Stellan Skarsgard played a high ranking Soviet security officer who at first wanted to do everything as directed by Communist bureaucratic dictates, but later realized the scientist's had the truth.  Some of his films include "The Hunt for Red October" (1990), "Good Evening, Mr. Wallenberg" (1990), "Insomnia" (1997), "Amistad" (1997), "Mamma Mia" (2008), "The Girl with the Dragon Tattoo" (2011), "Mamma Mia Here we Go Again" (2018).  Born in Sweden, he performed on stage and as a teen starred in a tv series.  He sang in "Mama Mia" which was used songs from the popular Swedish group ABBA.  He also starred in a British tv series, "River" (2015).

Emily Watson played a nuclear scientists( really an amalgamation of several scientists) stationed in nearby Belarus, then part of the Soviet Union.  She was able to influence some of the cleanup efforts and was pressing for the truth to come out.  She got an Oscar nomination as leading lady on her debut film.

 Jessie Buckley played the pregnant wife of one of the fire fighters who lost his life after radiation exposure while she received dangerous radiation while visiting him.   Irish, singer,  She sung in many musicals in England.   She has acted in many films including "Judy" (2019) and the television series, "Fargo" (2020).

Geography does matter and so while watching I checked out Belarus and its capital Minsk where some of the radiation reached.  These are places that matter, but which most have a distorted awareness of.
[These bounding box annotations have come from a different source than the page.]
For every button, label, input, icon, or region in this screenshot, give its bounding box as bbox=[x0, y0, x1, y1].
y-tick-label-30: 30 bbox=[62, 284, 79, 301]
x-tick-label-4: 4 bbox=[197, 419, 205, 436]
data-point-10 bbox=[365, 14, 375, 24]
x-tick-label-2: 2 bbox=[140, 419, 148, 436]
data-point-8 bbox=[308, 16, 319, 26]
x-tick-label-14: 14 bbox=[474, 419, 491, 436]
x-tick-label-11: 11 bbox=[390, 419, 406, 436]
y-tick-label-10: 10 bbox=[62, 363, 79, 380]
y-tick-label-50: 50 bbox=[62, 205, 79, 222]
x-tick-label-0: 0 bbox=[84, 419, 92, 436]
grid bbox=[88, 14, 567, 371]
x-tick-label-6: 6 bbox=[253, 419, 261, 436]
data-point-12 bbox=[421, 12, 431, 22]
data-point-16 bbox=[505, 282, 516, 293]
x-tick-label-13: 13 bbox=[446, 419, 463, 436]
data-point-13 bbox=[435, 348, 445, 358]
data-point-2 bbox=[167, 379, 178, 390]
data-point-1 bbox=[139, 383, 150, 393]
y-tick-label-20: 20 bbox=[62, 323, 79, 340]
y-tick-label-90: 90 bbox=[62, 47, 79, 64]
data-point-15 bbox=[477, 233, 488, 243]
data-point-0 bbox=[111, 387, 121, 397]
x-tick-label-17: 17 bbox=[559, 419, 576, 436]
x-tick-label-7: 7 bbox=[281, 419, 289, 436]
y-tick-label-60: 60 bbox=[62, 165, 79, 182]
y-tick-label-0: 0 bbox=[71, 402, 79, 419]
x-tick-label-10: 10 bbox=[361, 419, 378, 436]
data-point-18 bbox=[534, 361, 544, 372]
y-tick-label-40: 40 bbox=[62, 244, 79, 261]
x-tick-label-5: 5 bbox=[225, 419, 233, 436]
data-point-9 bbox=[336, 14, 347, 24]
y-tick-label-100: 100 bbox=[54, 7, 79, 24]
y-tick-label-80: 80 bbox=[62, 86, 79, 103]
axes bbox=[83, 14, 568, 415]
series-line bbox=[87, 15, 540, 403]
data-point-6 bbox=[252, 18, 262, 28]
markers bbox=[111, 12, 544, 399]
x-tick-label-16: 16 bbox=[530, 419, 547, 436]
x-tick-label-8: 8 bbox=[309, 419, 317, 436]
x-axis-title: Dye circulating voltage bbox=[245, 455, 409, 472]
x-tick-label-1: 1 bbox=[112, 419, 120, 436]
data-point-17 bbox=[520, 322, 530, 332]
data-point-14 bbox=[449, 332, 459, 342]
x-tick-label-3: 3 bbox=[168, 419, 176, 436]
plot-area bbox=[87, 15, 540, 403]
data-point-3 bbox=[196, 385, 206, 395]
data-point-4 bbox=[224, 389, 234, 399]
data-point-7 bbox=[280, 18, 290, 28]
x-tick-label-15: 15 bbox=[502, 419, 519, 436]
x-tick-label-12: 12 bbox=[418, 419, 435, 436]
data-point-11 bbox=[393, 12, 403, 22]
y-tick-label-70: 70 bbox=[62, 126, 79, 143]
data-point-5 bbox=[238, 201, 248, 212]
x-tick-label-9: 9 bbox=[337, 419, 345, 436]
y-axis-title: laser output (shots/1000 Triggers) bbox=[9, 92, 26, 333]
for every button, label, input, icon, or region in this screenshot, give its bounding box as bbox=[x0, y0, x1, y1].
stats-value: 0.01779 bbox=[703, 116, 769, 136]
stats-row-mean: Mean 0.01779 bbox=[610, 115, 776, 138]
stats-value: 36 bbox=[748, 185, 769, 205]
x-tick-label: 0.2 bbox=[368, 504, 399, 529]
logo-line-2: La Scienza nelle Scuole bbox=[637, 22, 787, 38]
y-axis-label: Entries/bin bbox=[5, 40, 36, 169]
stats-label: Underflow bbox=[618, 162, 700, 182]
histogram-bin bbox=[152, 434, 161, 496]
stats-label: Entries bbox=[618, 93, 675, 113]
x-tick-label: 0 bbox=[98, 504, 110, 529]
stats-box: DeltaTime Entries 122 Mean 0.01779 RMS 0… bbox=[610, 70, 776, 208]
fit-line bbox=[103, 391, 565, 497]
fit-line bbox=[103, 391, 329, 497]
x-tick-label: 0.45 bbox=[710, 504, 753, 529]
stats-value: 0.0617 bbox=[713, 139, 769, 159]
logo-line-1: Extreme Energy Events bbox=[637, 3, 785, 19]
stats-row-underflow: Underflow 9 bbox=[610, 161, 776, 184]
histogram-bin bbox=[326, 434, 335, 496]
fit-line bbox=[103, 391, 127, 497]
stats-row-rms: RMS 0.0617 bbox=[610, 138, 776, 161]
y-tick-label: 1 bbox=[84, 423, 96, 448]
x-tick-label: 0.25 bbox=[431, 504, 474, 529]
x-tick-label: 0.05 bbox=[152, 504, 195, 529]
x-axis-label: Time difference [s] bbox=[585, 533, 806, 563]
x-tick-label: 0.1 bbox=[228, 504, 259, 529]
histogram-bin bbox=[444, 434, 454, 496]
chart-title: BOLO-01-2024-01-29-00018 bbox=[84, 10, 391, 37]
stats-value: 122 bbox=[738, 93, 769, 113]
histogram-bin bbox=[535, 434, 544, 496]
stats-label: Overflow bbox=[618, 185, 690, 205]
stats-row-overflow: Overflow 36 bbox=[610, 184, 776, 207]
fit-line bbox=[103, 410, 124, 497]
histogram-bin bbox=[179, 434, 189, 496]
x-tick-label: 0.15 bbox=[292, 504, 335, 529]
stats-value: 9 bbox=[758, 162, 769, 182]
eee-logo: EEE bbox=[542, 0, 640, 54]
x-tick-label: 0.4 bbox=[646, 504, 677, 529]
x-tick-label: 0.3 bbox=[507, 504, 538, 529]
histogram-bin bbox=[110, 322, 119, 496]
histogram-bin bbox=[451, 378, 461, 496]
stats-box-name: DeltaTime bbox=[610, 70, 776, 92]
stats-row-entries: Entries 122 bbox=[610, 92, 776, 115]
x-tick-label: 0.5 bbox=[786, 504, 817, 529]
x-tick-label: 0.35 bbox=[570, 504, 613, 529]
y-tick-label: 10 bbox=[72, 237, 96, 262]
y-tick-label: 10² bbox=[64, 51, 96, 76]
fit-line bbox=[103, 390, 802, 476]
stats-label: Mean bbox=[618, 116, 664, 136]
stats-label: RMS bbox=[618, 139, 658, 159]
In the end it turned out to be a series of human errors that seemed impossible.  Although many corrections have been instituted, one must be concerned about humans.  There are business interests associated with nuclear power and like any institution there is a layered bureaucracy.  There are terrorists trying to figure out how to get their hands on bombs and some of whom see nuclear power plants as targets in themselves.  You will not easily forget the suffering images shown in the movie.

Note:  I have bolded titles that I have viewed.